Security agencies aren’t happy about this. Outgoing Attorney-General of the Obama administration and lead whistleblower-persecutor Eric Holder recently accused unnamed companies — viz, Apple and Google — of, in essence, helping kidnappers and sexual predators with encryption (in the same way, presumably, car manufacturers help criminals who use cars). Holder wanted a “backdoor” built into encryption to allow governments to access users’ data, an idea quickly demolished by security experts, who pointed out a backdoor could and would be used by anyone, not just police (which has happened).
FBI director James Comey had also accused Apple of marketing a product that allowed people to “place themselves above the law”. And the new director of the UK’s spy agency GCHQ went entirely over the top, accusing firms like Apple and Google of “facilitating murder or child abuse” and accusing companies offering encryption of, in effect, helping terrorists. Some commentators are now talking about a new “crypto war”; in a hilariously dumb editorial, The Washington Post backed law enforcement, declaring that while a “backdoor” in encryption was undesirable, “perhaps Apple and Google could invent a kind of secure golden key they would retain”, as if a “golden key” would be in any way different to a backdoor.
The problem now facing security agencies is one entirely of their own creation. The mass surveillance systems the NSA and GCHQ created were an example of wild, do-it-because-we-can overreach, which led to massive abuse and then exposure by a brave whistleblower. As is now a matter of public record, such mass surveillance was unnecessary for preventing terror attacks. Now, this overreach has prompted a reaction as both companies and consumers look to protect themselves better against mass surveillance. In doing so, agencies have now created a very real version of their long-running complaint about “going dark” on phone data, only internet users are the ones taking their data beyond the gaze of authorities and retention schemes.

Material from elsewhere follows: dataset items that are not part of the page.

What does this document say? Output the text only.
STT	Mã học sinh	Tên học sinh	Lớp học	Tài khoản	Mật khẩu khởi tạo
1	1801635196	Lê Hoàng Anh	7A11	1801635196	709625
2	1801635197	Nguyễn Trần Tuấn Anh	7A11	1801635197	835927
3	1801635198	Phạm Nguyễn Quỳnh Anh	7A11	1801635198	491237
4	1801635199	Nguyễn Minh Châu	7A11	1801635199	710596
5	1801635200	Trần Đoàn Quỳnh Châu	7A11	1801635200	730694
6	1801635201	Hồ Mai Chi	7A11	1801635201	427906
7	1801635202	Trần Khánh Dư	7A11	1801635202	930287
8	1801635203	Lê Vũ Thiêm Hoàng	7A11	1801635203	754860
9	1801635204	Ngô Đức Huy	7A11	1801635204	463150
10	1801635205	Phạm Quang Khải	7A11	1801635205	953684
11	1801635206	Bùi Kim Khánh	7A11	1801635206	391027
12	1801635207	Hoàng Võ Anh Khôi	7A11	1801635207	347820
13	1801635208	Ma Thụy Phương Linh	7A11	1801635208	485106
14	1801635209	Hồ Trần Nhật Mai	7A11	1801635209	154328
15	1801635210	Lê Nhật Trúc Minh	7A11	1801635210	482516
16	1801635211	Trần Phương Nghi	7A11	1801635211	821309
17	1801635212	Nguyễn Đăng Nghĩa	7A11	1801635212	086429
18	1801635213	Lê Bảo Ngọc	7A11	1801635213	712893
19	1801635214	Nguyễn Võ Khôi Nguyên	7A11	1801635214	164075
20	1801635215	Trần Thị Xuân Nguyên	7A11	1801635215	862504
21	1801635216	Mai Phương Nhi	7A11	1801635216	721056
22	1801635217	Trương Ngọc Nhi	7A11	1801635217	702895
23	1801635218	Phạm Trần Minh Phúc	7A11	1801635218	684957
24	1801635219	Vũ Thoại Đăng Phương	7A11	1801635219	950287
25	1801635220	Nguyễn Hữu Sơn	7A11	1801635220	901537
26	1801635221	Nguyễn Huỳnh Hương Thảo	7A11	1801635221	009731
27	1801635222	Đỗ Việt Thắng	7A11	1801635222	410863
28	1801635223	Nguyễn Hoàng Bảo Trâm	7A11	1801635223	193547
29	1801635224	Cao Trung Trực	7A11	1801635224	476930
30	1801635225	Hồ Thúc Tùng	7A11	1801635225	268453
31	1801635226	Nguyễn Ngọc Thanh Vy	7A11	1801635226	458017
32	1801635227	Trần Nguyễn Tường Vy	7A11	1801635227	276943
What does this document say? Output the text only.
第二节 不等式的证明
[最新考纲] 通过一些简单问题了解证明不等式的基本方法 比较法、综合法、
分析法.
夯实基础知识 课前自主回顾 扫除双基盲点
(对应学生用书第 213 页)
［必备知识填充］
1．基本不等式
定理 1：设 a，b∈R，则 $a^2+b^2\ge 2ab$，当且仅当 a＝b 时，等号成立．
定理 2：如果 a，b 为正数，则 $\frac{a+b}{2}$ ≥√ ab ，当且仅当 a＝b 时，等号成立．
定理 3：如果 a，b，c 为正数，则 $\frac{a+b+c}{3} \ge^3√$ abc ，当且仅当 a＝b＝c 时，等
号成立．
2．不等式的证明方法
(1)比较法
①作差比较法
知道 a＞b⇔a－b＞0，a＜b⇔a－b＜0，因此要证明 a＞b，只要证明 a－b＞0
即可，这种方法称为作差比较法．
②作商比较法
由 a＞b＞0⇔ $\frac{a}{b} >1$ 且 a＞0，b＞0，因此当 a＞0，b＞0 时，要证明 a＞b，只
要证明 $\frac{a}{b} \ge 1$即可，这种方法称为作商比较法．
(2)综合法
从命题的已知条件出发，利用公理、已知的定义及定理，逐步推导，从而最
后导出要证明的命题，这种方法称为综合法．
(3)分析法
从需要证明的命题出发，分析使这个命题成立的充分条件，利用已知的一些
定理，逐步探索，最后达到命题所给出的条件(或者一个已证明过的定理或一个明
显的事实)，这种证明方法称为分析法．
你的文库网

The copyright cartel, which is similarly hostile to anonymisation tools, is also pushing back. It has pressured Netflix to stop Australians using VPNs to get around its geoblock (Hulu has already shut down access to well-known VPN nodes). And in a submission to the government’s copyright inquiry earlier this year, BBC Worldwide demanded that ISPs assume VPN users were pirates.
Where does that leave Attorney-General George Brandis and Communications Minister Malcolm Turnbull, who have repeatedly demonstrated their willingness to give security agencies and the copyright cartel whatever they demand? According to a report this week by Fairfax’s Ben Grubb, the government will shortly consider a proposal to allow the copyright cartel to force ISPs to censor internet sites they claim are responsible for file sharing. Such a censorship scheme, which has demonstrably failed overseas, would be effortlessly thwarted by VPNs. Indeed, such a move would simply exacerbate the new “going dark” problem as the consumers who hadn’t done so move onto VPNs (VPN companies’ providers will be desperately hoping for Brandis and Turnbull to get their way.) And security agencies know that VPNs render data retention pointless for online metadata.
As with data retention, which took several years to finally reach parliament in Australia, the push to Do Something about encryption and anonymisation may not happen immediately. Until recently, it’s not been clear senior security agency officials fully understood what they were facing: in 2012, then-secretary of the Attorney-General’s Department Roger Wilkins declared that the problem posed by Tor could be met simply by “demanding the encryption keys”, when there are no permanent Tor encryption keys. The push is thus likely to grow stronger over time. But eventually, the same warnings of marauding sex predators and unsolved kidnappings and murders will be produced by police forces, the same dire warnings of coming terrorist attacks will be uttered by senior spies; the same mainstream media national security stenographers will run the same arguments as for data retention. And all for a problem created by security agencies themselves.